How far down should low speed pedal go after new lining. Now it almost goes to the floor.
What type of lining did you put in?
All types may need a couple of adjustments as it sets right after you start using it.
Adjust so the pedal stops 1"-1.5" above the floorboards. Always press it firmly down when in low, so the drum only slips a bare minimum just when the car starts rolling to avoid stalling the engine.
The band material is irrelevant.
The low speed pedal should go almost to the floor as long as the transmission does not slip when engaged.
All of the bands should have the maximum gap when not engaged so that the drums do not overheat due to excess friction.
Sure, Rod, I was just curious about Jonathan's choice
And I agree, almost to the floor - but it should still be able to lock the drum completely. One sign it's needing adjustment is that the pedal tends to stick down when driving and letting it up to shift or stop - can be scary, so be prepared to pull it up with your foot.
If the pedal is bent, it may have the ramp that tightens the band in the wrong position compared to when the pedal meets the floorboards, and then it's easy to adjust too tight.. It's good to have other T's to compare with
Adjust one half turn and test if it's enough - often it is.
(Message edited by Roger K on August 24, 2016)
Like lots of folks, I have Kevlar linings in my car. Yes, they do seem to compress quite a bit initially until broken in. I had to adjust mine 4 times until they were fully broken in. Now that's done, I haven't had to touch them for ages.
I know we don't want the band to slip on the drum but how can you be sure it is locked on the drum and not slipping a bit with the pedal all the way down.

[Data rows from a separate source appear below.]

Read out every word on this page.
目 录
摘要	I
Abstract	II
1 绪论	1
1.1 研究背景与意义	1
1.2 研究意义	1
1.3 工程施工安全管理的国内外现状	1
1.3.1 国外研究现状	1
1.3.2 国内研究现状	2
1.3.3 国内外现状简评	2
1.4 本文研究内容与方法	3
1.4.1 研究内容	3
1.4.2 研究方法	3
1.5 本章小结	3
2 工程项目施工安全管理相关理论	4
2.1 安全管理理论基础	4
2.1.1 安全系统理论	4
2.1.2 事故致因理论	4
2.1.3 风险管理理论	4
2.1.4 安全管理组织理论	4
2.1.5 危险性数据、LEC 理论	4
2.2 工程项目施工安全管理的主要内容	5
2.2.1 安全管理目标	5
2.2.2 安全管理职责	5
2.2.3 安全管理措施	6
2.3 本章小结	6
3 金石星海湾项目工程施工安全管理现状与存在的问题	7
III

I don't rely on the space above the floor board because the pedal may be bent or the cam may be worn. With the floorboards off I look to see if there is any travel left on the cam when the pedal is depressed as far as possible but that always seems to leave open the possibility that the band is not released enough to prevent drag. Wouldn't it be best to make the adjustment with the inspection cover off so you can see where the pedal stops when tight on the drum and how far it releases when the pedal is released?
It's a matter of feel and also noticing that when you try to accelerate, you don't hear the engine rev without also feeling the car accelerate. For me, the "feel" thing comes when I notice the band grabbing and the car sort of springing ahead ever so slightly, along with the engine revs coming down just a bit.

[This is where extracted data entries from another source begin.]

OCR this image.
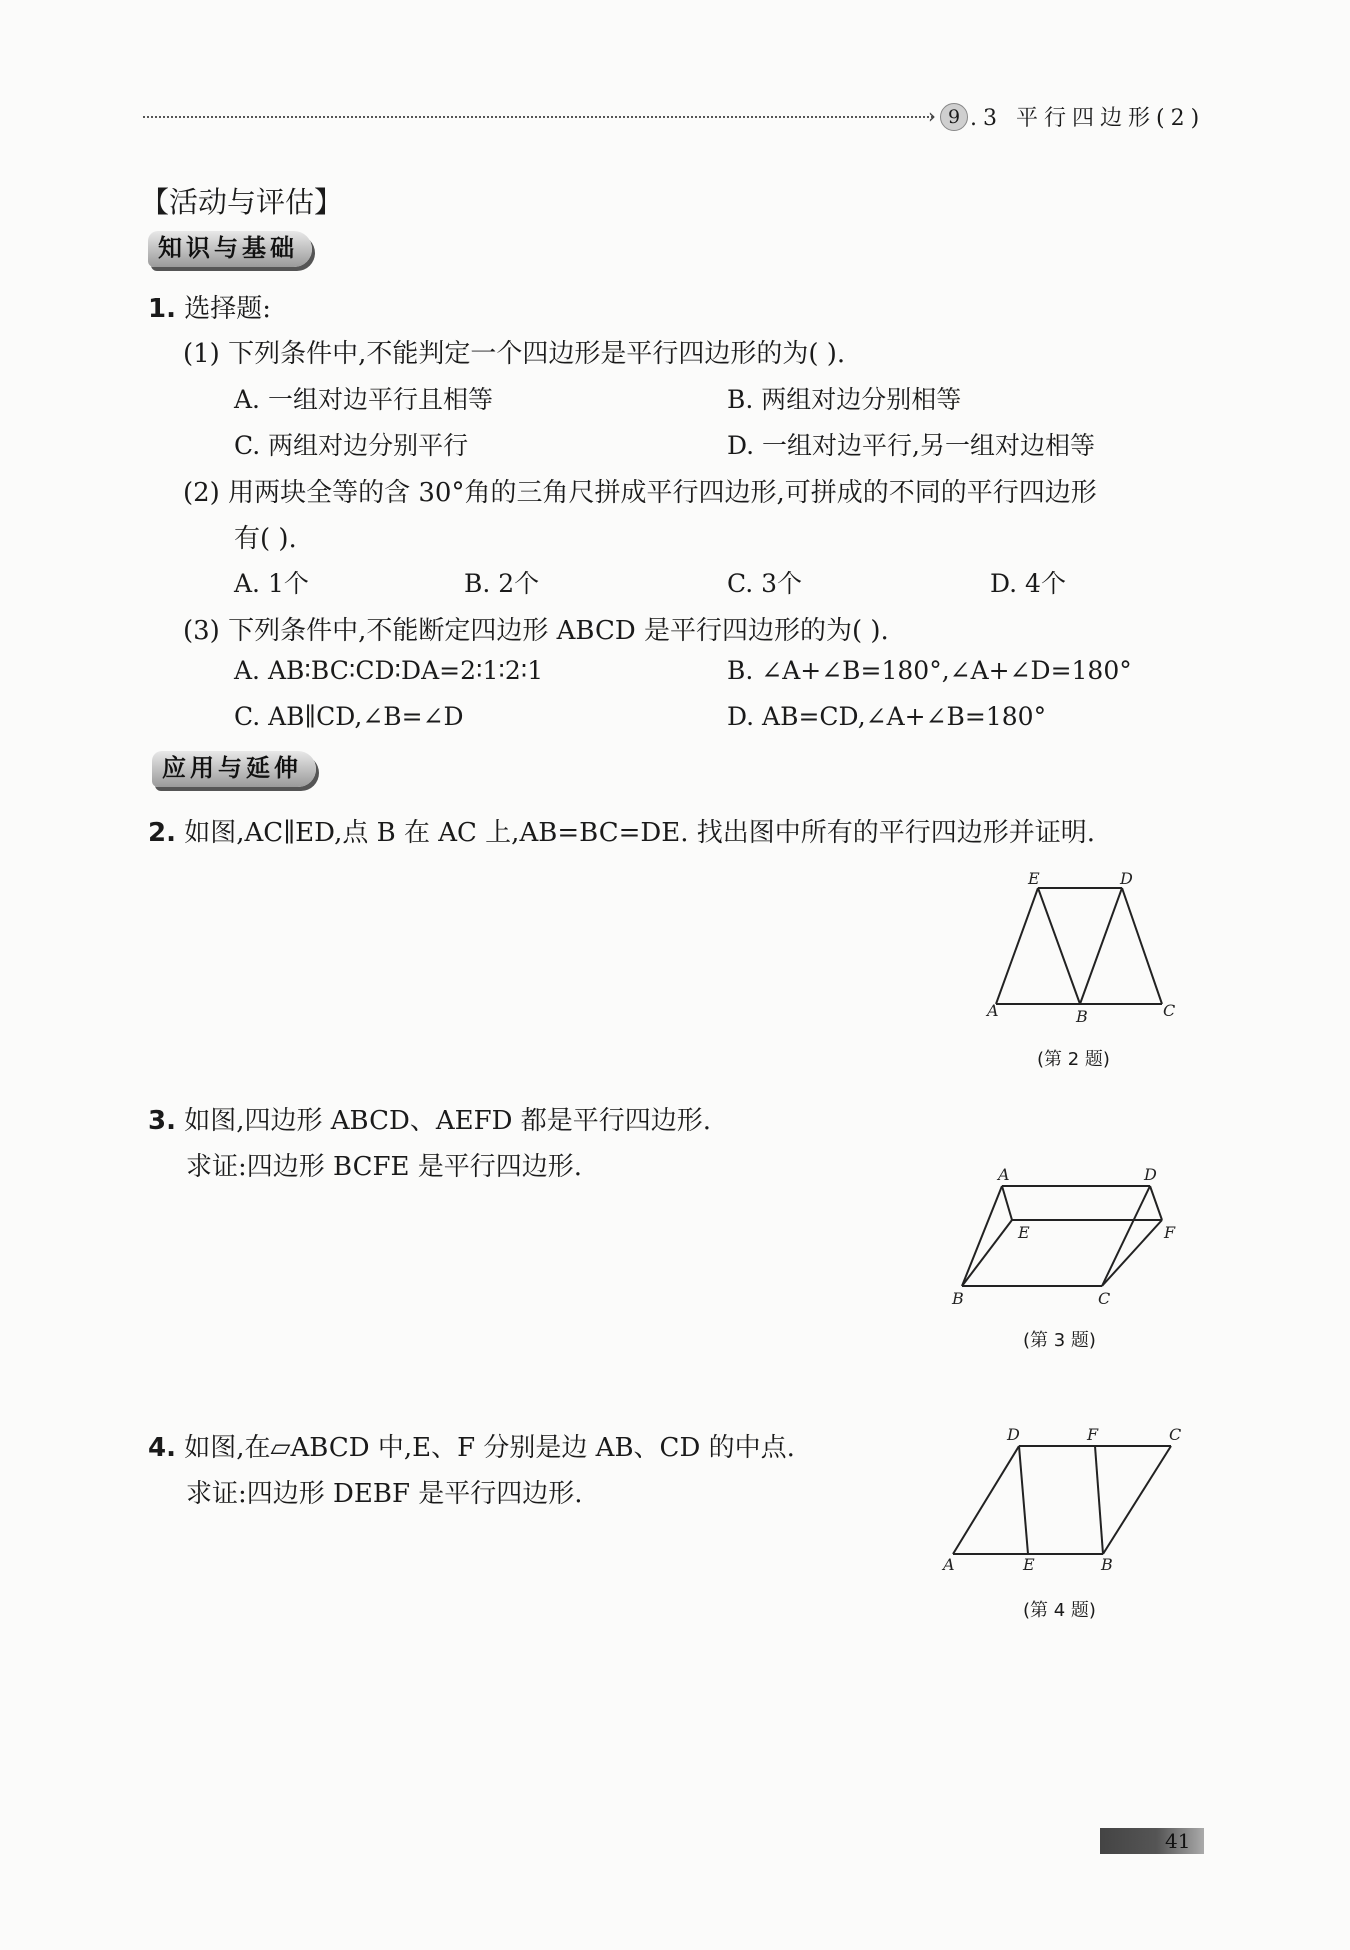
› 9 .3 平行四边形(2)
【活动与评估】
知识与基础
1. 选择题:
(1) 下列条件中,不能判定一个四边形是平行四边形的为( ).
A. 一组对边平行且相等	B. 两组对边分别相等
C. 两组对边分别平行	D. 一组对边平行,另一组对边相等
(2) 用两块全等的含 30°角的三角尺拼成平行四边形,可拼成的不同的平行四边形
有( ).
A. 1个	B. 2个	C. 3个	D. 4个
(3) 下列条件中,不能断定四边形 ABCD 是平行四边形的为( ).
A. AB∶BC∶CD∶DA=2∶1∶2∶1	B. ∠A+∠B=180°,∠A+∠D=180°
C. AB∥CD,∠B=∠D	D. AB=CD,∠A+∠B=180°
应用与延伸
2. 如图,AC∥ED,点 B 在 AC 上,AB=BC=DE. 找出图中所有的平行四边形并证明.
E	D
A	B	C
(第 2 题)
3. 如图,四边形 ABCD、AEFD 都是平行四边形.
求证:四边形 BCFE 是平行四边形.	A	D
E	F
B	C
(第 3 题)
4. 如图,在▱ABCD 中,E、F 分别是边 AB、CD 的中点.
求证:四边形 DEBF 是平行四边形.
D	F	C
A	E	B
(第 4 题)
41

Jerry that is what I have always done but since I switched over to Kevlar years ago I have always had a nagging doubt about my ability to feel if the low band is slipping. I guess I never worried that much about it with cotton bands but the fear of cracking a drum with Kevlar linings looms heavy on my mind. The other thing that I have noticed is that the feel seems quite different from one car to another even though they all have Kevlar linings now. The pedal on my '27 is much softer than on my earlier cars to the point where I feel like I could keep pushing the pedal down further if I had the floor board clearance to do so. I guess a lot has to do with the wear on the cams and possible bending of the pedal over years of driving plus the possibility of the drum being thinner.
I think I can feel the self energizing action that tightens the band even more right when the drum stops and there isn't any slipping when pulling down the throttle further. I have a wood band on the low drum, though the old stock Scandinavia on the reverse feels quite similar.

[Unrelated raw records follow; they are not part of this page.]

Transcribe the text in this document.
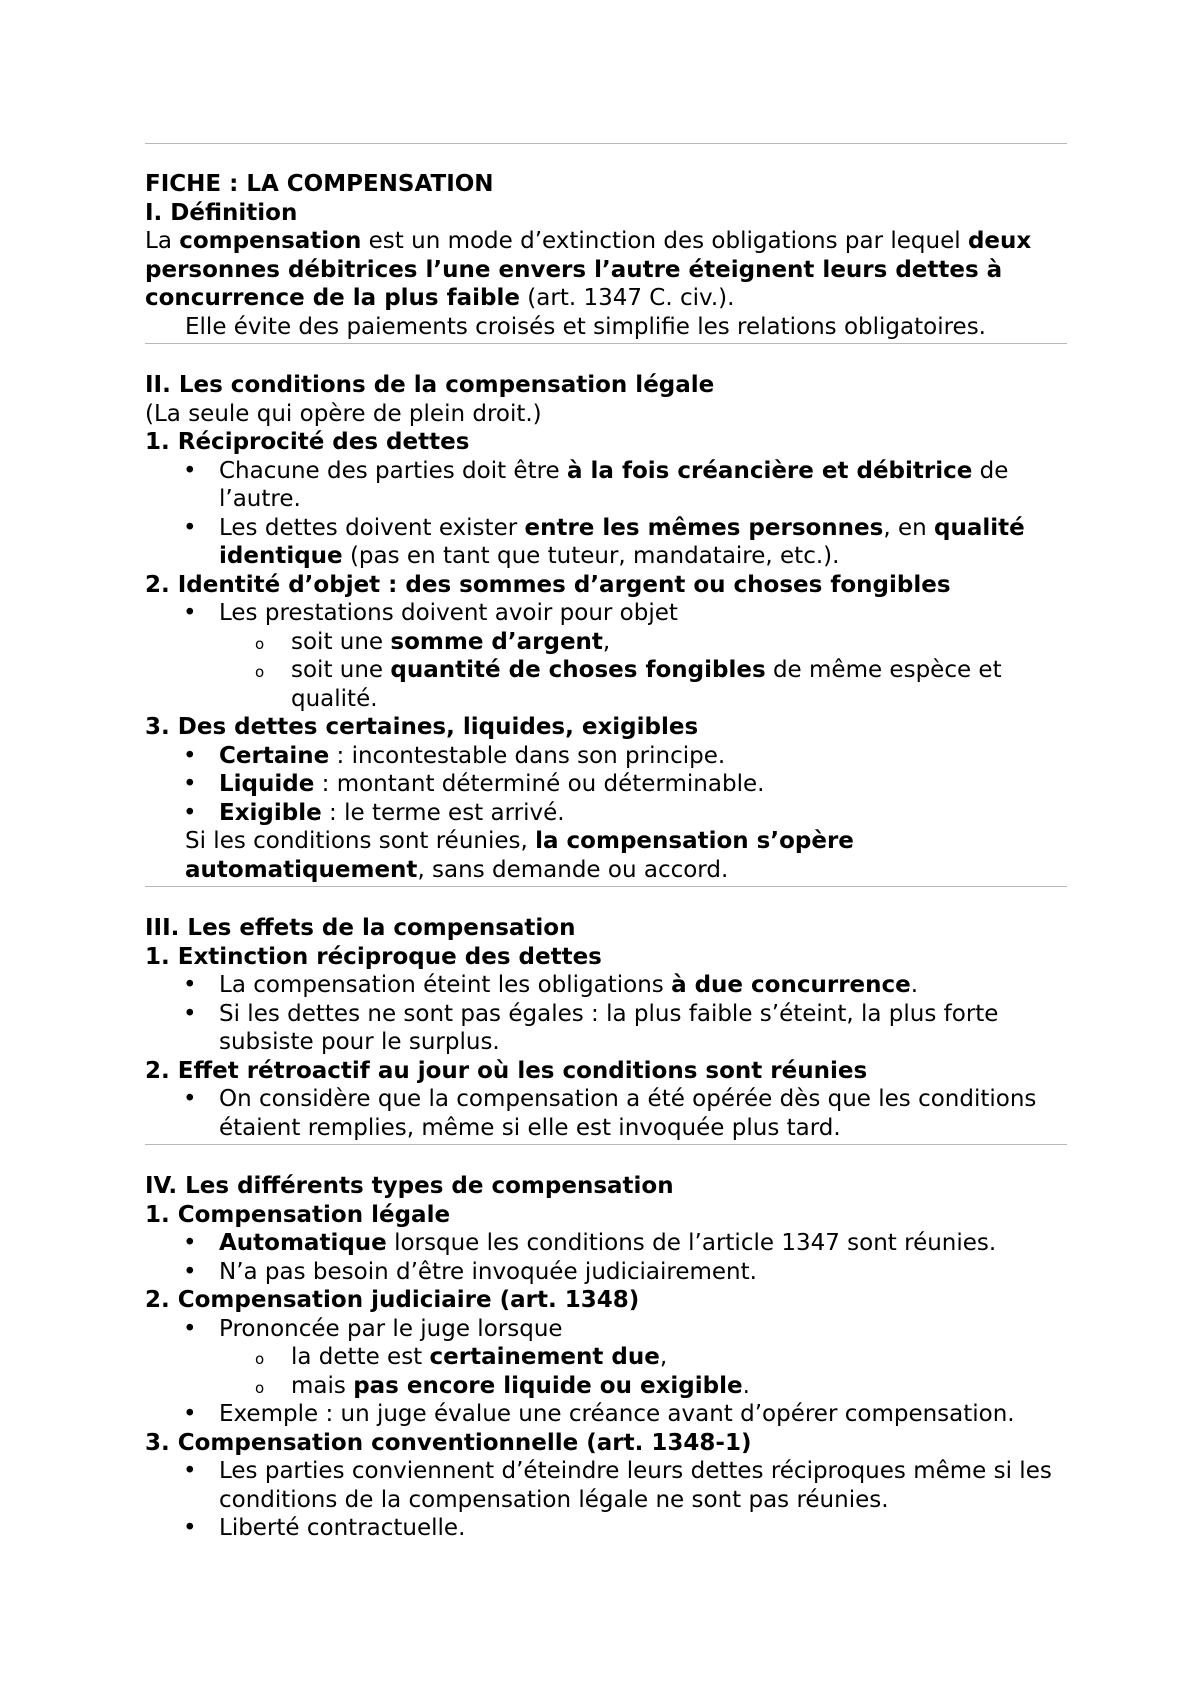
FICHE : LA COMPENSATION

I. Définition

La compensation est un mode d’extinction des obligations par lequel deux personnes débitrices l’une envers l’autre éteignent leurs dettes à concurrence de la plus faible (art. 1347 C. civ.).

Elle évite des paiements croisés et simplifie les relations obligatoires.

II. Les conditions de la compensation légale

(La seule qui opère de plein droit.)

1. Réciprocité des dettes

• Chacune des parties doit être à la fois créancière et débitrice de l’autre.
• Les dettes doivent exister entre les mêmes personnes, en qualité identique (pas en tant que tuteur, mandataire, etc.).

2. Identité d’objet : des sommes d’argent ou choses fongibles

• Les prestations doivent avoir pour objet
o	soit une somme d’argent,
o	soit une quantité de choses fongibles de même espèce et qualité.

3. Des dettes certaines, liquides, exigibles

• Certaine : incontestable dans son principe.
• Liquide : montant déterminé ou déterminable.
• Exigible : le terme est arrivé.

Si les conditions sont réunies, la compensation s’opère automatiquement, sans demande ou accord.

III. Les effets de la compensation

1. Extinction réciproque des dettes

• La compensation éteint les obligations à due concurrence.
• Si les dettes ne sont pas égales : la plus faible s’éteint, la plus forte subsiste pour le surplus.

2. Effet rétroactif au jour où les conditions sont réunies

• On considère que la compensation a été opérée dès que les conditions étaient remplies, même si elle est invoquée plus tard.

IV. Les différents types de compensation

1. Compensation légale

• Automatique lorsque les conditions de l’article 1347 sont réunies.
• N’a pas besoin d’être invoquée judiciairement.

2. Compensation judiciaire (art. 1348)

• Prononcée par le juge lorsque
o	la dette est certainement due,
o	mais pas encore liquide ou exigible.
• Exemple : un juge évalue une créance avant d’opérer compensation.

3. Compensation conventionnelle (art. 1348-1)

• Les parties conviennent d’éteindre leurs dettes réciproques même si les conditions de la compensation légale ne sont pas réunies.
• Liberté contractuelle.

I have had two cars on which the cam and notch were worn so much that the proper adjustment would engage the drum below the floorboard. If I adjusted it to operate 1 1/2 inch above the floorboard, it would drag. After blowing the low drum twice, I discovered the cause and replaced the notch and the cam. No more problem since then. But two drums are shot and unusable. Fortunately I had a good one to replace. So any of these three can cause the problem Bad notch, bad cam, or bent pedal.
If your band contracts to where the drum does not slip with the pedal all the way down, and when in neutral you can push the car without turning the engine or turn the crank without moving the car, you are OK.
I'm glad I read this entire thread before commenting. Norm answered my question before I had a chance to ask it.
Some of you who have looked at the tractor and doodlebug thread have seen the Cultor tractor I have been working on for the past month or two. Dad has told me that it needs the band liners replaced, and after driving it I am inclined to agree. There are no floorboards, so I can't use this method to determine pedal adjustment. Thank you for helping me with this project, Norm!
How did you know that the drums failed?
Dave: I'll venture a guess.. the lining needed very frequent adjustments and lots of lint filled the accessory transmission oil screen. With some further inspection, a crack in the drum should show when the engine is slowly rotated while looking down through the transmission inspection lid.